Records of the Abbey of St Bertin in Flandres, a few miles from Ushant, make note of King Athelstan’s expressions of gratitude for their burial of Edwin, who had drowned in a storm escaping from England during a period of turmoil (AD933).
In the contemporary Cartulaire de l’abbaye de S. Bertin it records the favour Athelstan heaped on the monastery "because the king’s brother, King [sic] Edwin, had been buried in the monastery of St. Bertin."

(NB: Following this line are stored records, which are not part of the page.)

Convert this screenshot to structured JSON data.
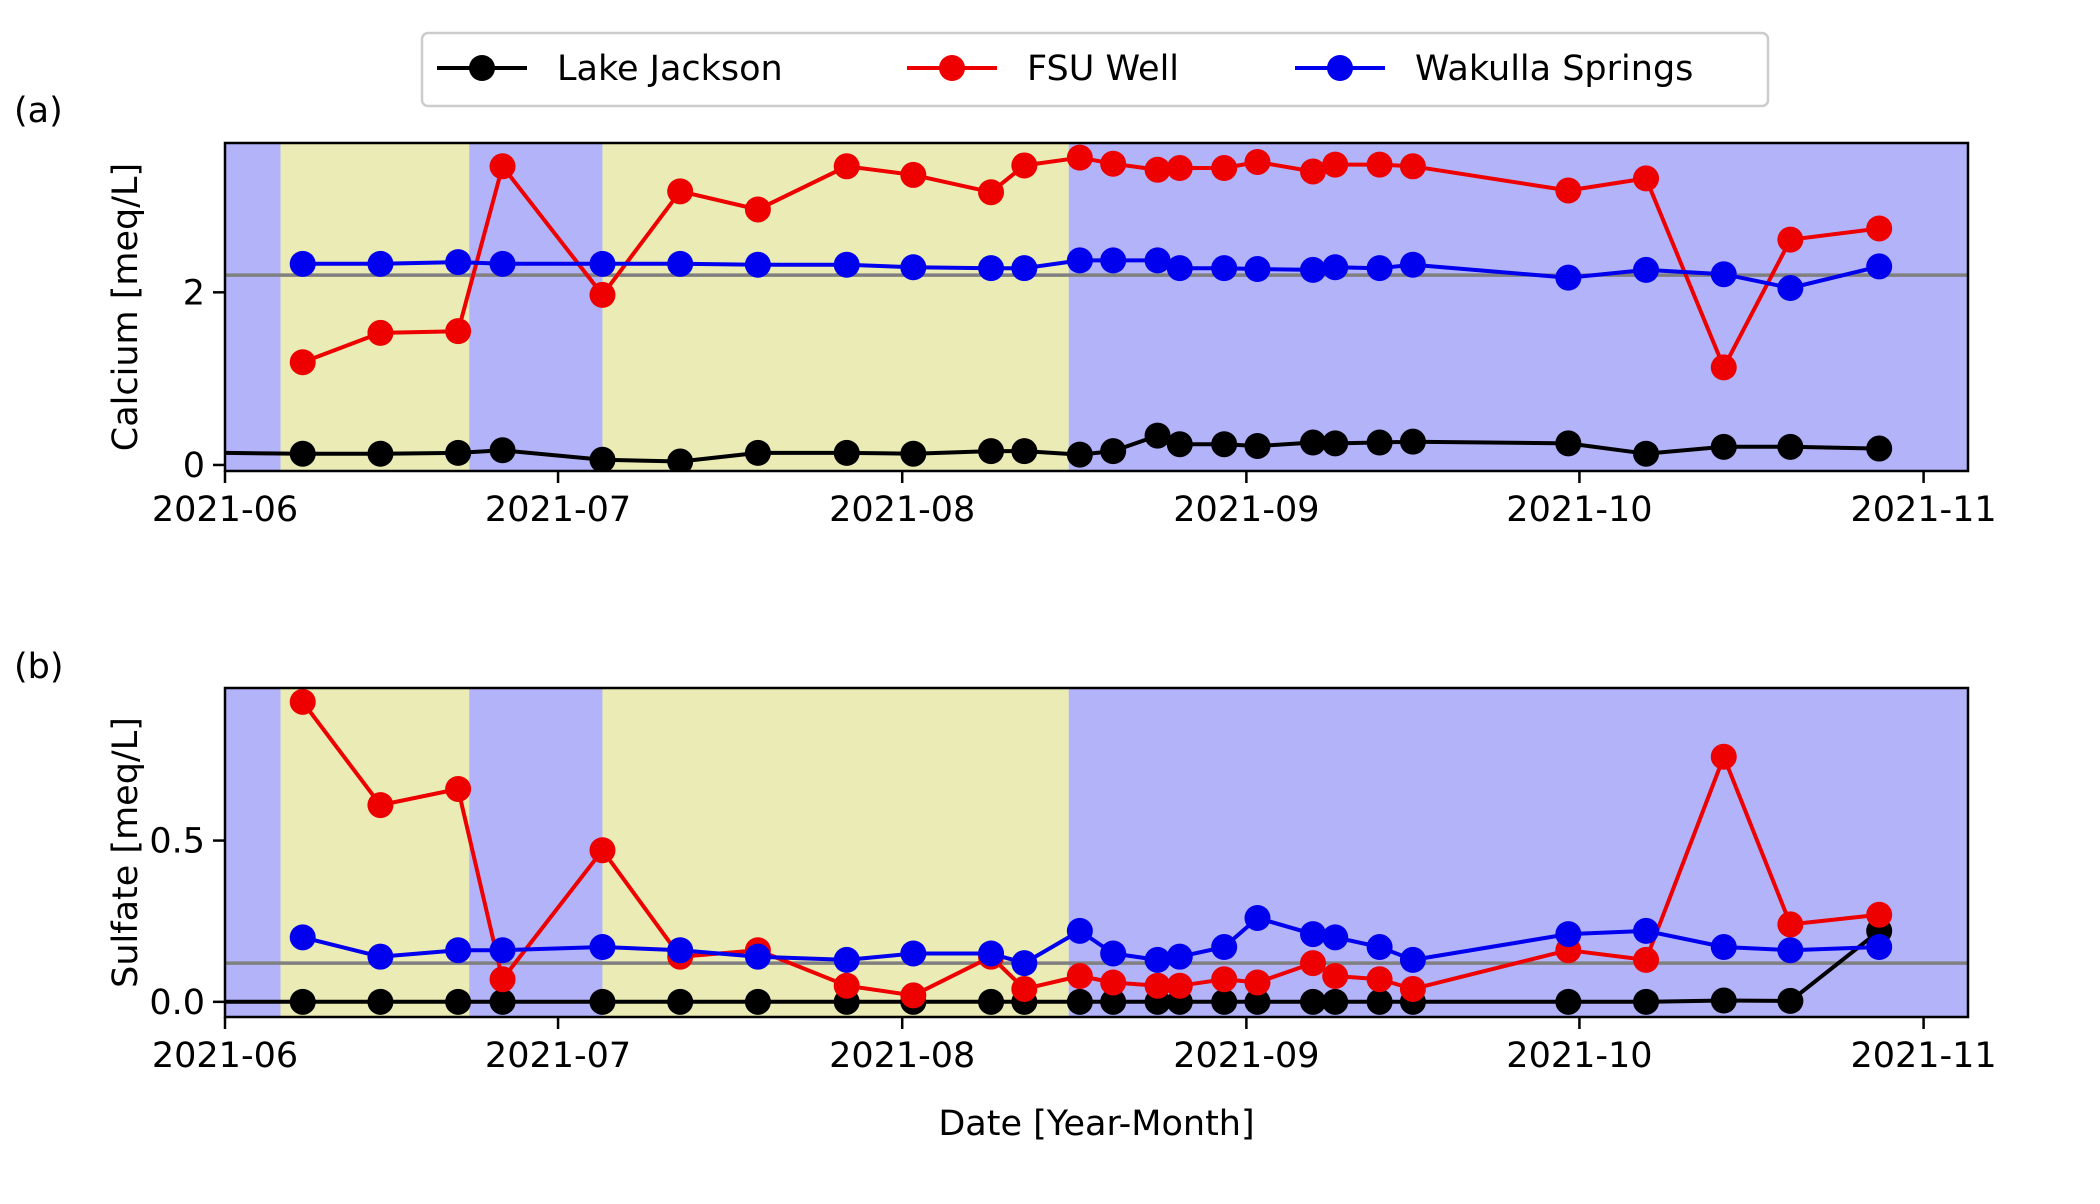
{
  "legend": {
    "placement": "top-center",
    "entries": [
      {
        "label": "Lake Jackson",
        "color": "#000000"
      },
      {
        "label": "FSU Well",
        "color": "#ee0000"
      },
      {
        "label": "Wakulla Springs",
        "color": "#0000ee"
      }
    ]
  },
  "colors": {
    "shade_blue": "#b3b3fa",
    "shade_yellow": "#ebebb5",
    "reference_line": "#808080"
  },
  "chart_data": [
    {
      "type": "line",
      "panel_label": "(a)",
      "title": "",
      "xlabel": "",
      "ylabel": "Calcium [meq/L]",
      "x_axis": "date",
      "xlim": [
        "2021-06-01",
        "2021-11-05"
      ],
      "ylim": [
        -0.07,
        3.73
      ],
      "x_ticks": [
        "2021-06-01",
        "2021-07-01",
        "2021-08-01",
        "2021-09-01",
        "2021-10-01",
        "2021-11-01"
      ],
      "x_tick_labels": [
        "2021-06",
        "2021-07",
        "2021-08",
        "2021-09",
        "2021-10",
        "2021-11"
      ],
      "y_ticks": [
        0,
        2
      ],
      "y_tick_labels": [
        "0",
        "2"
      ],
      "reference_line": 2.2,
      "grid": false,
      "shaded_bands": [
        {
          "start": "2021-06-01",
          "end": "2021-06-06",
          "color": "blue"
        },
        {
          "start": "2021-06-06",
          "end": "2021-06-23",
          "color": "yellow"
        },
        {
          "start": "2021-06-23",
          "end": "2021-07-05",
          "color": "blue"
        },
        {
          "start": "2021-07-05",
          "end": "2021-08-16",
          "color": "yellow"
        },
        {
          "start": "2021-08-16",
          "end": "2021-11-05",
          "color": "blue"
        }
      ],
      "series": [
        {
          "name": "Lake Jackson",
          "color": "#000000",
          "line_start": {
            "x": "2021-06-01",
            "y": 0.14
          },
          "points": [
            {
              "x": "2021-06-08",
              "y": 0.13
            },
            {
              "x": "2021-06-15",
              "y": 0.13
            },
            {
              "x": "2021-06-22",
              "y": 0.14
            },
            {
              "x": "2021-06-26",
              "y": 0.17
            },
            {
              "x": "2021-07-05",
              "y": 0.06
            },
            {
              "x": "2021-07-12",
              "y": 0.04
            },
            {
              "x": "2021-07-19",
              "y": 0.14
            },
            {
              "x": "2021-07-27",
              "y": 0.14
            },
            {
              "x": "2021-08-02",
              "y": 0.13
            },
            {
              "x": "2021-08-09",
              "y": 0.16
            },
            {
              "x": "2021-08-12",
              "y": 0.16
            },
            {
              "x": "2021-08-17",
              "y": 0.12
            },
            {
              "x": "2021-08-20",
              "y": 0.16
            },
            {
              "x": "2021-08-24",
              "y": 0.34
            },
            {
              "x": "2021-08-26",
              "y": 0.24
            },
            {
              "x": "2021-08-30",
              "y": 0.24
            },
            {
              "x": "2021-09-02",
              "y": 0.22
            },
            {
              "x": "2021-09-07",
              "y": 0.26
            },
            {
              "x": "2021-09-09",
              "y": 0.25
            },
            {
              "x": "2021-09-13",
              "y": 0.26
            },
            {
              "x": "2021-09-16",
              "y": 0.27
            },
            {
              "x": "2021-09-30",
              "y": 0.25
            },
            {
              "x": "2021-10-07",
              "y": 0.13
            },
            {
              "x": "2021-10-14",
              "y": 0.21
            },
            {
              "x": "2021-10-20",
              "y": 0.21
            },
            {
              "x": "2021-10-28",
              "y": 0.19
            }
          ]
        },
        {
          "name": "FSU Well",
          "color": "#ee0000",
          "points": [
            {
              "x": "2021-06-08",
              "y": 1.19
            },
            {
              "x": "2021-06-15",
              "y": 1.53
            },
            {
              "x": "2021-06-22",
              "y": 1.55
            },
            {
              "x": "2021-06-26",
              "y": 3.46
            },
            {
              "x": "2021-07-05",
              "y": 1.97
            },
            {
              "x": "2021-07-12",
              "y": 3.17
            },
            {
              "x": "2021-07-19",
              "y": 2.96
            },
            {
              "x": "2021-07-27",
              "y": 3.46
            },
            {
              "x": "2021-08-02",
              "y": 3.36
            },
            {
              "x": "2021-08-09",
              "y": 3.16
            },
            {
              "x": "2021-08-12",
              "y": 3.47
            },
            {
              "x": "2021-08-17",
              "y": 3.56
            },
            {
              "x": "2021-08-20",
              "y": 3.49
            },
            {
              "x": "2021-08-24",
              "y": 3.42
            },
            {
              "x": "2021-08-26",
              "y": 3.44
            },
            {
              "x": "2021-08-30",
              "y": 3.44
            },
            {
              "x": "2021-09-02",
              "y": 3.51
            },
            {
              "x": "2021-09-07",
              "y": 3.4
            },
            {
              "x": "2021-09-09",
              "y": 3.48
            },
            {
              "x": "2021-09-13",
              "y": 3.48
            },
            {
              "x": "2021-09-16",
              "y": 3.46
            },
            {
              "x": "2021-09-30",
              "y": 3.18
            },
            {
              "x": "2021-10-07",
              "y": 3.32
            },
            {
              "x": "2021-10-14",
              "y": 1.13
            },
            {
              "x": "2021-10-20",
              "y": 2.61
            },
            {
              "x": "2021-10-28",
              "y": 2.74
            }
          ]
        },
        {
          "name": "Wakulla Springs",
          "color": "#0000ee",
          "points": [
            {
              "x": "2021-06-08",
              "y": 2.33
            },
            {
              "x": "2021-06-15",
              "y": 2.33
            },
            {
              "x": "2021-06-22",
              "y": 2.35
            },
            {
              "x": "2021-06-26",
              "y": 2.33
            },
            {
              "x": "2021-07-05",
              "y": 2.33
            },
            {
              "x": "2021-07-12",
              "y": 2.33
            },
            {
              "x": "2021-07-19",
              "y": 2.32
            },
            {
              "x": "2021-07-27",
              "y": 2.32
            },
            {
              "x": "2021-08-02",
              "y": 2.29
            },
            {
              "x": "2021-08-09",
              "y": 2.28
            },
            {
              "x": "2021-08-12",
              "y": 2.28
            },
            {
              "x": "2021-08-17",
              "y": 2.37
            },
            {
              "x": "2021-08-20",
              "y": 2.37
            },
            {
              "x": "2021-08-24",
              "y": 2.37
            },
            {
              "x": "2021-08-26",
              "y": 2.28
            },
            {
              "x": "2021-08-30",
              "y": 2.28
            },
            {
              "x": "2021-09-02",
              "y": 2.27
            },
            {
              "x": "2021-09-07",
              "y": 2.26
            },
            {
              "x": "2021-09-09",
              "y": 2.29
            },
            {
              "x": "2021-09-13",
              "y": 2.28
            },
            {
              "x": "2021-09-16",
              "y": 2.32
            },
            {
              "x": "2021-09-30",
              "y": 2.17
            },
            {
              "x": "2021-10-07",
              "y": 2.26
            },
            {
              "x": "2021-10-14",
              "y": 2.21
            },
            {
              "x": "2021-10-20",
              "y": 2.05
            },
            {
              "x": "2021-10-28",
              "y": 2.3
            }
          ]
        }
      ]
    },
    {
      "type": "line",
      "panel_label": "(b)",
      "title": "",
      "xlabel": "Date [Year-Month]",
      "ylabel": "Sulfate [meq/L]",
      "x_axis": "date",
      "xlim": [
        "2021-06-01",
        "2021-11-05"
      ],
      "ylim": [
        -0.047,
        0.973
      ],
      "x_ticks": [
        "2021-06-01",
        "2021-07-01",
        "2021-08-01",
        "2021-09-01",
        "2021-10-01",
        "2021-11-01"
      ],
      "x_tick_labels": [
        "2021-06",
        "2021-07",
        "2021-08",
        "2021-09",
        "2021-10",
        "2021-11"
      ],
      "y_ticks": [
        0,
        0.5
      ],
      "y_tick_labels": [
        "0.0",
        "0.5"
      ],
      "reference_line": 0.12,
      "grid": false,
      "shaded_bands": [
        {
          "start": "2021-06-01",
          "end": "2021-06-06",
          "color": "blue"
        },
        {
          "start": "2021-06-06",
          "end": "2021-06-23",
          "color": "yellow"
        },
        {
          "start": "2021-06-23",
          "end": "2021-07-05",
          "color": "blue"
        },
        {
          "start": "2021-07-05",
          "end": "2021-08-16",
          "color": "yellow"
        },
        {
          "start": "2021-08-16",
          "end": "2021-11-05",
          "color": "blue"
        }
      ],
      "series": [
        {
          "name": "Lake Jackson",
          "color": "#000000",
          "line_start": {
            "x": "2021-06-01",
            "y": 0.0
          },
          "points": [
            {
              "x": "2021-06-08",
              "y": 0.0
            },
            {
              "x": "2021-06-15",
              "y": 0.0
            },
            {
              "x": "2021-06-22",
              "y": 0.0
            },
            {
              "x": "2021-06-26",
              "y": 0.0
            },
            {
              "x": "2021-07-05",
              "y": 0.0
            },
            {
              "x": "2021-07-12",
              "y": 0.0
            },
            {
              "x": "2021-07-19",
              "y": 0.0
            },
            {
              "x": "2021-07-27",
              "y": 0.0
            },
            {
              "x": "2021-08-02",
              "y": 0.0
            },
            {
              "x": "2021-08-09",
              "y": 0.0
            },
            {
              "x": "2021-08-12",
              "y": 0.0
            },
            {
              "x": "2021-08-17",
              "y": 0.0
            },
            {
              "x": "2021-08-20",
              "y": 0.0
            },
            {
              "x": "2021-08-24",
              "y": 0.0
            },
            {
              "x": "2021-08-26",
              "y": 0.0
            },
            {
              "x": "2021-08-30",
              "y": 0.0
            },
            {
              "x": "2021-09-02",
              "y": 0.0
            },
            {
              "x": "2021-09-07",
              "y": 0.0
            },
            {
              "x": "2021-09-09",
              "y": 0.0
            },
            {
              "x": "2021-09-13",
              "y": 0.0
            },
            {
              "x": "2021-09-16",
              "y": 0.0
            },
            {
              "x": "2021-09-30",
              "y": 0.0
            },
            {
              "x": "2021-10-07",
              "y": 0.0
            },
            {
              "x": "2021-10-14",
              "y": 0.004
            },
            {
              "x": "2021-10-20",
              "y": 0.003
            },
            {
              "x": "2021-10-28",
              "y": 0.22
            }
          ]
        },
        {
          "name": "FSU Well",
          "color": "#ee0000",
          "points": [
            {
              "x": "2021-06-08",
              "y": 0.93
            },
            {
              "x": "2021-06-15",
              "y": 0.61
            },
            {
              "x": "2021-06-22",
              "y": 0.66
            },
            {
              "x": "2021-06-26",
              "y": 0.07
            },
            {
              "x": "2021-07-05",
              "y": 0.47
            },
            {
              "x": "2021-07-12",
              "y": 0.14
            },
            {
              "x": "2021-07-19",
              "y": 0.16
            },
            {
              "x": "2021-07-27",
              "y": 0.05
            },
            {
              "x": "2021-08-02",
              "y": 0.02
            },
            {
              "x": "2021-08-09",
              "y": 0.14
            },
            {
              "x": "2021-08-12",
              "y": 0.04
            },
            {
              "x": "2021-08-17",
              "y": 0.08
            },
            {
              "x": "2021-08-20",
              "y": 0.06
            },
            {
              "x": "2021-08-24",
              "y": 0.05
            },
            {
              "x": "2021-08-26",
              "y": 0.05
            },
            {
              "x": "2021-08-30",
              "y": 0.07
            },
            {
              "x": "2021-09-02",
              "y": 0.06
            },
            {
              "x": "2021-09-07",
              "y": 0.12
            },
            {
              "x": "2021-09-09",
              "y": 0.08
            },
            {
              "x": "2021-09-13",
              "y": 0.07
            },
            {
              "x": "2021-09-16",
              "y": 0.04
            },
            {
              "x": "2021-09-30",
              "y": 0.16
            },
            {
              "x": "2021-10-07",
              "y": 0.13
            },
            {
              "x": "2021-10-14",
              "y": 0.76
            },
            {
              "x": "2021-10-20",
              "y": 0.24
            },
            {
              "x": "2021-10-28",
              "y": 0.27
            }
          ]
        },
        {
          "name": "Wakulla Springs",
          "color": "#0000ee",
          "points": [
            {
              "x": "2021-06-08",
              "y": 0.2
            },
            {
              "x": "2021-06-15",
              "y": 0.14
            },
            {
              "x": "2021-06-22",
              "y": 0.16
            },
            {
              "x": "2021-06-26",
              "y": 0.16
            },
            {
              "x": "2021-07-05",
              "y": 0.17
            },
            {
              "x": "2021-07-12",
              "y": 0.16
            },
            {
              "x": "2021-07-19",
              "y": 0.14
            },
            {
              "x": "2021-07-27",
              "y": 0.13
            },
            {
              "x": "2021-08-02",
              "y": 0.15
            },
            {
              "x": "2021-08-09",
              "y": 0.15
            },
            {
              "x": "2021-08-12",
              "y": 0.12
            },
            {
              "x": "2021-08-17",
              "y": 0.22
            },
            {
              "x": "2021-08-20",
              "y": 0.15
            },
            {
              "x": "2021-08-24",
              "y": 0.13
            },
            {
              "x": "2021-08-26",
              "y": 0.14
            },
            {
              "x": "2021-08-30",
              "y": 0.17
            },
            {
              "x": "2021-09-02",
              "y": 0.26
            },
            {
              "x": "2021-09-07",
              "y": 0.21
            },
            {
              "x": "2021-09-09",
              "y": 0.2
            },
            {
              "x": "2021-09-13",
              "y": 0.17
            },
            {
              "x": "2021-09-16",
              "y": 0.13
            },
            {
              "x": "2021-09-30",
              "y": 0.21
            },
            {
              "x": "2021-10-07",
              "y": 0.22
            },
            {
              "x": "2021-10-14",
              "y": 0.17
            },
            {
              "x": "2021-10-20",
              "y": 0.16
            },
            {
              "x": "2021-10-28",
              "y": 0.17
            }
          ]
        }
      ]
    }
  ]
}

The cartulary version dates the incident to 932 and describes how, "the same King [sic] Edwin, when, because of some perturbation in his kingdom, got into a ship and tried to reach this part by sea, but the ship foundered in the storms and he was lost in the waves.
When his body was brought to the shore Count Adalolf received it with honour because he was a close kinsman and brought it to St. Bertin for burial."
The William of Malmesbury version in his Gesta regum suggests ingenuity and perseverance in an armour-bearer who found and fished out his master’s body and "swam a ship to land".
We can now say that this incident is confirmed by the entry in the Anglo-Saxon chronicles for the year 933: "This year died Bishop Frithestan; and Edwin the atheling was drowned in the sea".
Let us hear no more falsehood on this issue Brethren: Prince Edwin of York, the first Grand Master of The Grand Lodge of All England at York lived his life, died tragically at sea in AD933, and his mortal remains are buried in the Benedictine Monastery of l’Abbeye Saint Bertin in Flandres.
A delegation from The Grand Lodge at York will make a pilgrimage to l’Abbeye Saint Bertin as soon as it can be arranged.